Even though the Orlando Magic have three All-Star-caliber players on their front line, their success in the Eastern Conference Finals against the Cleveland Cavaliers will largely depend on their point-guard play. Simply checking boxes for positional advantages--an admittedly oversimplified method of analysis--gives Orlando the edge at center and power forward, with Cleveland getting the nod at small forward and shooting guard. At point guard, the Cavs have Mo Williams, who made the All-Star team this year as an alternate, while the Magic have journeyman Rafer Alston. Certainly that's a check-mark in the Cavs' favor, right?

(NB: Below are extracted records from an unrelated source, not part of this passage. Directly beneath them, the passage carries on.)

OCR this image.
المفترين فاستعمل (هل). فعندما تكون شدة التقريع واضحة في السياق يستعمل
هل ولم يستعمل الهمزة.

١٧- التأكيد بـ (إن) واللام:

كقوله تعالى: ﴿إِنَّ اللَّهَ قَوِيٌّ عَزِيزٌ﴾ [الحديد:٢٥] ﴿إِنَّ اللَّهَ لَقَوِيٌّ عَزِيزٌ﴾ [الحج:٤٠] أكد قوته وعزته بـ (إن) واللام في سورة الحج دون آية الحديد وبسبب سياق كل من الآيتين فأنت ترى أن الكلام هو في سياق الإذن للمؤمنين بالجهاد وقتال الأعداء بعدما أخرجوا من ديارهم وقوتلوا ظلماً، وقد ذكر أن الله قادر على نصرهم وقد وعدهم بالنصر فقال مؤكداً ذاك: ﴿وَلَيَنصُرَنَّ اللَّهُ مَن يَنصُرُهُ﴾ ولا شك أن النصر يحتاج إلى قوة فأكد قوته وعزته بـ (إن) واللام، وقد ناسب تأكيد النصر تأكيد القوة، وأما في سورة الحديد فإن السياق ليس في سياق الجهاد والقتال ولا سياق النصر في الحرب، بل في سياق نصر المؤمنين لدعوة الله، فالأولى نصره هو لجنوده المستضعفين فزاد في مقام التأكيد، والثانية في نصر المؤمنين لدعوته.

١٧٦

Not necessarily. Alston has played like an All-Star in his last 5 visits to Cleveland. That's not an exaggeration, at least not if you believe Williams' (17.8 points, 4.1 assists, 46.7% from the field) All-Star berth justified. Check out the per-game splits:
|@ Rest of League||12.1||37.3%||34.9%||80.1%||3.2||5.2||1.3||2.1|
Certainly some of the ancillary stats--particularly steals--may not seem as relevant due to the variety of point guards he has faced in Cleveland, but look at the shooting stats: the man shoots like Jameer Nelson at The Q... and like Sebastian Telfair everywhere else. That's telling. For whatever reason, he just shoots well there. Some players are like that, and I'm not exactly interested in exploring why Skip fares so well in Cleveland. In any event his elevated play there could prove to be the difference for Orlando in this series, especially against Williams' notoriously poor defense.
Consider that Alston is, by far, the Magic's worst perimeter shooter. Then consider that the Cavaliers will almost certainly have to double-team Dwight Howard on most possessions, since Ben Wallace, their only burly post defender, is a reserve. If the Cavs double Dwight, they will almost always send Alston's man at him. Rafer will indeed get his chances from long-range. And if Cleveland sends the double from someone else--most likely Courtney Lee or J.J. Redick--Howard can kick the ball out to Alston, who can make the swing pass to the open man. Howard doesn't average many assists, but I estimate he's a better passer than he gets credit for due to the "hockey assists" his kick-outs create.
Now I'm hardly the only person who thinks Skip might be the proverbial "X-Factor" in this series. Zach McCann was on the case yesterday. So while Celtics fans more-or-less cheered when Alston shot the ball in the last round, Cavaliers fans--if history holds up--will have an opposite reaction. And hey, maybe that's fine with them. They'd rather have Alston beat them than, say, Rashard Lewis or Hedo Turkoglu. But if the two forwards are warmed-up, and Howard is dealing damage in the paint, and Alston is on fire from distance? Good night, Cleveland.